By: Valerie Shahriari, via Healthcare Reimbursement Blog
Florida’s providers are buzzing with questions about value based care, asking why now? Is it a fad? Will it really ever be a widespread form of payment? Why does Florida seem farther behind the value based curve than other markets?
While there are more aggressive markets in other parts of the country, the bottom line is this: CMS changes are coming and they will not be stopped. The government has invested too much money to turn around at this point. Here are just a few examples of why:
- The CMS Value Based Program with hospitals is already implemented;
- Center for Medicare and Medicaid Innovation is piloting NUMEROUS programs covering many physician specialties
- CMS expanded the Medicare Shared Savings Program to 3 tracks.
- A new Merit-Based Incentive Payment for Physicians, Physician Assistants, Nurse Practitioners, Clinical Nurse Specialists, and Certified Registered Nurse Anesthetists will be apply to payments for services furnished in 2019.
The train has left the station. Providers will now shift from fee for service to value based payments with CMS. To be successful and still have a profitable business, clinical integration and quality improvements will need to be implemented to improve your practice whether you are hospital based or office based AND whether you are employed by a hospital or in private practice. These changes will be implemented for all of your patients as you will not distinguish in your level of service between patients with managed care as the payor rather than CMS. This essentially means that managed care payors will reap the benefits of these improvements in your practice. If you do not have a value based contract in place with the managed care payors they will not be sharing one dime with you. They will reap the benefits of your improvements AND keep the money! And by the time you get around to a managed care contract that is value based, the shared savings opportunities will be less than if you began those discussions now.
So what are the “improvements” in your practice that will be required for you to be successful in this new payor world? In the previous article titled “Volume is no longer King”, we discussed determining the financial risk that your practice can take on and finalizing the quality metrics that best suits your practice. The next step is Assessments and Implementation Strategies.
Data that is truly informative will be essential. Assessing your baseline for those quality metrics that you have finalized is the first step. The question to ask is what your performance for each quality metric has been for the past 24 months and where it is currently.
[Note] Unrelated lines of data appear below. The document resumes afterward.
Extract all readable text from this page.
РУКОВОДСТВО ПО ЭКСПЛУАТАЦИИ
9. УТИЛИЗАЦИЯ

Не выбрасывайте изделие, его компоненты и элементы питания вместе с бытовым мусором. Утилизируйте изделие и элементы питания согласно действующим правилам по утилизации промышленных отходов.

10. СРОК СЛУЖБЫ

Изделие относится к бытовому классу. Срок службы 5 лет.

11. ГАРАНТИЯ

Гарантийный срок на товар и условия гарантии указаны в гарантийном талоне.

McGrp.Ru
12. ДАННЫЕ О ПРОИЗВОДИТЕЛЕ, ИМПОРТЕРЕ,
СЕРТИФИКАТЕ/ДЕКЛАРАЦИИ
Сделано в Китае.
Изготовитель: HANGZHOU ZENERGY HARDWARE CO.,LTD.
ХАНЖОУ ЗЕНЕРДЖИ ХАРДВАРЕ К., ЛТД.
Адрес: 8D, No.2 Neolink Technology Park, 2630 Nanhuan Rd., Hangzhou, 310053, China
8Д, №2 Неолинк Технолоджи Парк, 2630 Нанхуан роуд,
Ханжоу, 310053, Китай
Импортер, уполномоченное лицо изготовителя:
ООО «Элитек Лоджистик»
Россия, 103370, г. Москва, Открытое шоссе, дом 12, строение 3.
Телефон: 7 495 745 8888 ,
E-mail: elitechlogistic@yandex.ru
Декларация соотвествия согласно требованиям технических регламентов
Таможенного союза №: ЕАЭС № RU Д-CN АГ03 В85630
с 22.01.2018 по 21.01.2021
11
This is necessary as you want to evaluate your current performance to see if it is a consistent number/evaluation or a blip in the results.
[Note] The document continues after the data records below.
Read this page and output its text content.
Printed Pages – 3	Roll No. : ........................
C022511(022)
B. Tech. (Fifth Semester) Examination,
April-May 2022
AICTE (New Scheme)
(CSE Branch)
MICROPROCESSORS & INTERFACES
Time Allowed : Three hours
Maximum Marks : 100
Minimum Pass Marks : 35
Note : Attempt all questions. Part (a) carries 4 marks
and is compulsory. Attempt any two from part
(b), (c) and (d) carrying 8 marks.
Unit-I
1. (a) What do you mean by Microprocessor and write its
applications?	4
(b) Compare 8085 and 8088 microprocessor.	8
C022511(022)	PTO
Once a baseline is determined, what can you do to improve that number? Gathering your office staff for their input is a great place to start. In the quality world, we call that going to the Gemba. This means that you go to the front line of your office staff. They have great ideas on how things can be improved. They see these processes in action every day. Take down all suggestions and vet them with a smaller group. Put together an action plan where you identify start and end dates for each item so that you can pilot and measure what works and what doesn’t make an impact on your data. It will likely take several rounds assessing, planning, implementing and evaluating to get your data moving in the right direction.
Ensure this opportunity for success is included in your contracts with managed care payors. By taking the lead, you will have the opportunity to share in your successes and not give away this information for free.